Proposals to improve SWUpdate

Please take into account that most of the items here are proposals. I get some ideas talking with customers, some ideas are my own thoughts. There is no plan when these features will be implemented - this depends if there will be contribution to the project in terms of patches or financial contributions to develop a feature.

Thanks again to all companies that have supported my work up now and to everybody who has contributed to the project, let me bring SWUpdate to the current status !

Main goal

First goal is to reach a quite big audience, making SWUpdate suitable for a large number of products. This will help to build a community around the project itself.

Core features

Support for OpenWRT

OpenWRT is used on many routers and has its own way for updating that is not power-cut safe.

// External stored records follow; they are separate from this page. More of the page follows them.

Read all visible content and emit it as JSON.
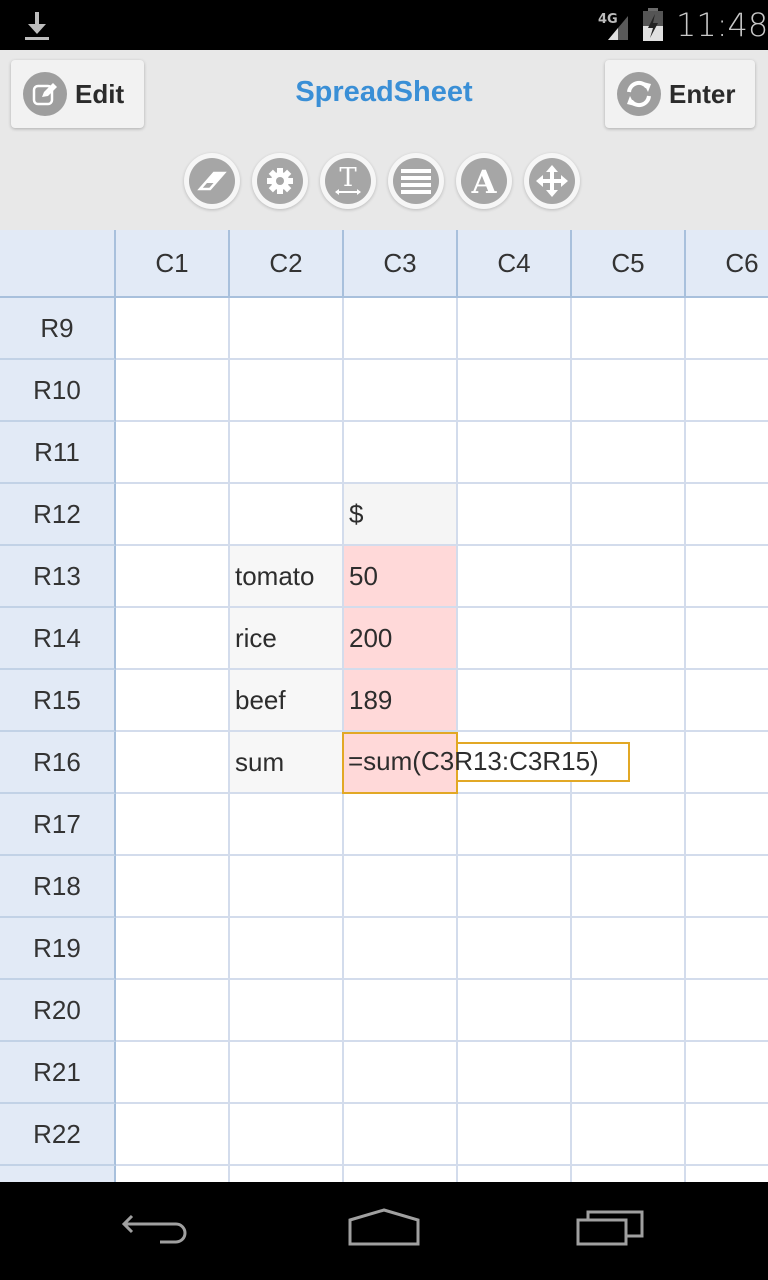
{
  "status_bar": {
    "time": "11:48",
    "network": "4G",
    "icons": [
      "download-icon",
      "signal-icon",
      "battery-charging-icon"
    ]
  },
  "header": {
    "title": "SpreadSheet",
    "edit_label": "Edit",
    "enter_label": "Enter",
    "title_color": "#3a8fd6"
  },
  "toolbar": {
    "tools": [
      {
        "name": "eraser-icon"
      },
      {
        "name": "gear-icon"
      },
      {
        "name": "text-width-icon"
      },
      {
        "name": "align-lines-icon"
      },
      {
        "name": "font-icon"
      },
      {
        "name": "move-icon"
      }
    ]
  },
  "sheet": {
    "columns": [
      "C1",
      "C2",
      "C3",
      "C4",
      "C5",
      "C6"
    ],
    "rows": [
      "R9",
      "R10",
      "R11",
      "R12",
      "R13",
      "R14",
      "R15",
      "R16",
      "R17",
      "R18",
      "R19",
      "R20",
      "R21",
      "R22"
    ],
    "cells": {
      "R12_C3": "$",
      "R13_C2": "tomato",
      "R13_C3": "50",
      "R14_C2": "rice",
      "R14_C3": "200",
      "R15_C2": "beef",
      "R15_C3": "189",
      "R16_C2": "sum",
      "R16_C3": "=sum(C3R13:C3R15)"
    },
    "selected_cell": "R16_C3",
    "highlight_color": "#ffd9d9",
    "selection_color": "#e2a825"
  },
  "nav_bar": {
    "buttons": [
      "back-icon",
      "home-icon",
      "recent-apps-icon"
    ]
  }
}
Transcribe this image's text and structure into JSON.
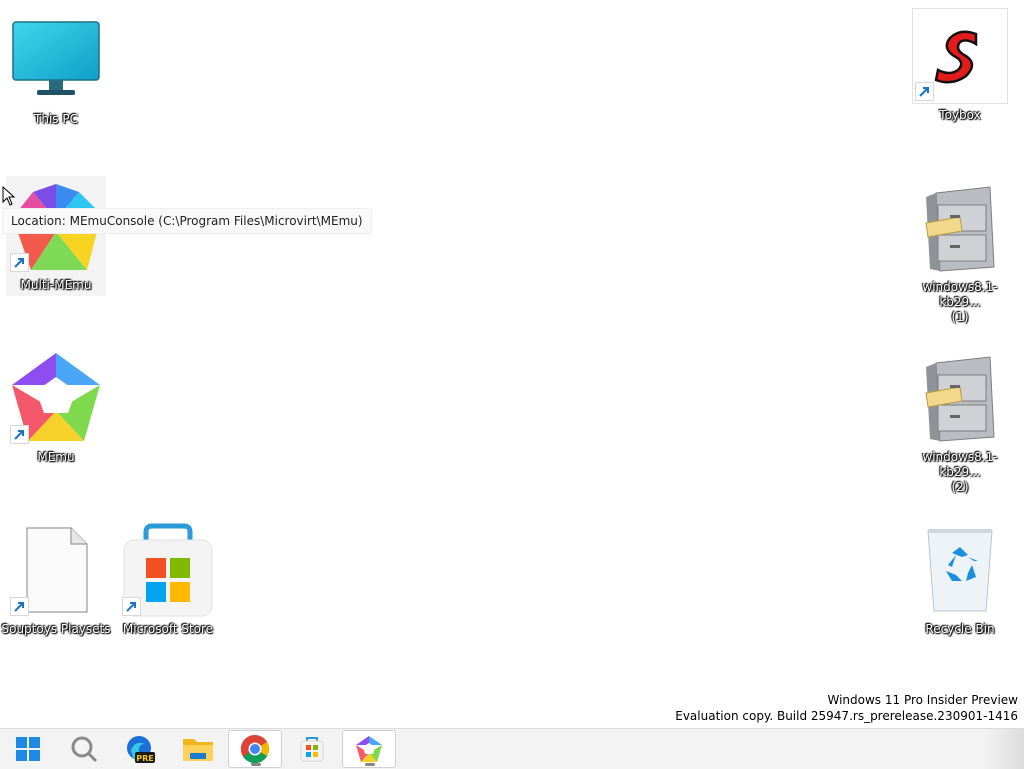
{
  "desktop": {
    "icons": {
      "this_pc": "This PC",
      "multi_memu": "Multi-MEmu",
      "memu": "MEmu",
      "souptoys_playsets": "Souptoys Playsets",
      "microsoft_store": "Microsoft Store",
      "toybox": "Toybox",
      "kb_1_line1": "windows8.1-kb29...",
      "kb_1_line2": "(1)",
      "kb_2_line1": "windows8.1-kb29...",
      "kb_2_line2": "(2)",
      "recycle_bin": "Recycle Bin"
    },
    "tooltip": "Location: MEmuConsole (C:\\Program Files\\Microvirt\\MEmu)"
  },
  "watermark": {
    "line1": "Windows 11 Pro Insider Preview",
    "line2": "Evaluation copy. Build 25947.rs_prerelease.230901-1416"
  },
  "taskbar": {
    "items": [
      {
        "icon": "windows-start-icon"
      },
      {
        "icon": "search-icon"
      },
      {
        "icon": "edge-preview-icon",
        "badge": "PRE"
      },
      {
        "icon": "file-explorer-icon"
      },
      {
        "icon": "chrome-icon"
      },
      {
        "icon": "microsoft-store-icon"
      },
      {
        "icon": "memu-icon"
      }
    ]
  },
  "colors": {
    "desktop_bg": "#ffffff",
    "taskbar_bg": "#f3f3f3",
    "shortcut_arrow": "#1a73c8"
  }
}
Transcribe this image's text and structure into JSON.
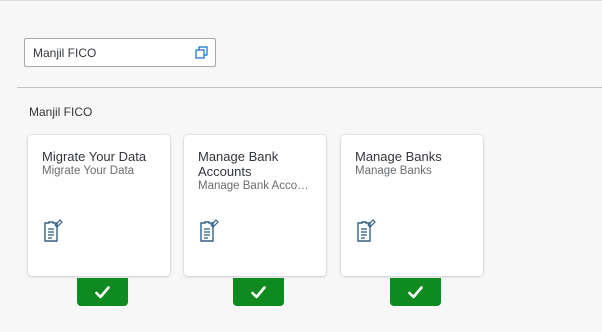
{
  "search": {
    "value": "Manjil FICO"
  },
  "group": {
    "title": "Manjil FICO"
  },
  "tiles": [
    {
      "title": "Migrate Your Data",
      "subtitle": "Migrate Your Data",
      "icon": "document-edit-icon",
      "status": "check-icon"
    },
    {
      "title": "Manage Bank Accounts",
      "subtitle": "Manage Bank Accou...",
      "icon": "document-edit-icon",
      "status": "check-icon"
    },
    {
      "title": "Manage Banks",
      "subtitle": "Manage Banks",
      "icon": "document-edit-icon",
      "status": "check-icon"
    }
  ],
  "colors": {
    "accent": "#0a6ed1",
    "icon": "#346187",
    "status_ok": "#0f8a1f",
    "background": "#f7f7f7"
  }
}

Software-Software compatibility

SWUpdate has from the early stage a hardware to software compatibility check. In case software is split in several components (like OS and application), it is desirable to have a sort of software compatibility check. For example, SWUpdate verifies if a component (like an application) is compatible with a runningOS and reject the update in case of mismatch.

Parser

SWUpdate supports two parsers : libconfig and JSON. It would be nice if tools can be used to convert from one format to the other one. Currently, due to some specialties in libconfig, a manual conversion is still required.

Fetcher and interfaces

  • No plan

Tools and utilities

  • No plan

Lua

  • API between SWUpdate and Lua is poorly documented.

  • Store in SWUpdate’s repo Lua libraries and common functions to be reused by projects.

Handlers:

New Handlers

Users develop own custom handlers - I just enforce and encourage everyone to send them and discuss how to integrate custom handler in mainline.

Some ideas for new handlers:

  • FPGA updater for FPGA with Flash

  • Package handler to install packages (ipk, deb) Packages can be inserted into the SWU and the atomicity is guaranteed by SWUpdate.

  • Lua handlers should be added if possible to the project to show how to solve custom install.

Handlers installable as plugin at runtime

The project supports Lua as script language for pre- and postinstall script. It will be easy to add a way for installing a handler at run-time written in Lua, allowing to expand SWUpdate to the cases not covered in the design phase of a product.

Of course, this issue is related to the security features: it must be ensured that only verified handlers can be added to the system to avoid that malware can get the control of the target.

Current release supports verified images. That means that a handler written in Lua could be now be part of the compound image, because a unauthenticated handler cannot run.

Support for BTRFS snapshot

BTRFS supports subvolume and delta backup for volumes - supporting subvolumes is a way to move the delta approach to filesystems, while SWUpdate should apply the deltas generated by BTRFS utilities.

Security / Crypto engines

  • add support for asymmetryc decryption

  • rework support for crypto engine - let possible to load multiple libraries at the same time. Currently, there is support for openSSL, WolfSSL and mbedTLS. However, WolfSSL are mising together. There should be a way to select one or more libraries and independently the algorithms that SWUpdate should support. Some hacks are currently built to avoid conflicts (pkcs#7 and CMS are the same thing, but supported by different libraries), and they should be solved.

  • add more algorythms for decryption, as AES-CTR can be very useful to decrypt chunks in delta updates.

  • Support for TPM2 to store secrets (requires rework above).

Back-end support (suricatta mode)

Back-end: responsiveness for IPC

Suricatta is implemented as process that launches functions for the selected module. This means that the IPC does not answer if Suricatta is doing something, specially if it is downloading and upgrading the system. This can be enhanced adding a separate thread for IPC and of course all required synchronization with the main modules.

Back-end: check before installing

In some cases (for example, where bandwidth is important), it is better to check if an update must be installed instead of installing and performs checks later. If SWUpdate provides a way to inform a checker if an update can be accepted before downloading, a download is only done when it is really necessary.

Back-end: hawkBit Offline support

There are several discussions on hawkBit’s ML about how to synchronize an offline update (done locally or via the internal Web-server) with the hawkBit’s server. Currently, hawkBit thinks to be the only one deploying software. hawkBit DDI API should be extended, and afterwards changes must be implemented in SWUpdate.

Back-end: support for generic down-loader

SWUpdate in down-loader mode works as one-shot: it simply try to download a SWU from a URL. For simple applications, it could be moved into suricatta to detect if a new version is available before downloading and installing.

Test and Continuous Integration

The number of configurations and features in SWUpdate is steadily increasing and it becomes urgent to find a way to test all incoming patch to fix regression issues. One step in this direction is the support for Travis build - a set of configuration files is stored with the project and should help to find fast breakages in the build. More in this direction must be done to perform test on targets. A suitable test framework should be found. Scope is to have a “SWUpdate factory” where patches are fast integrated and tested on real hardware.

Documentation

Documentation is a central point in SWUpdate - maintaining it up to date is a must in this project. Help from any user fixing wrong sentence, bad english, adding missing topics is high appreciated.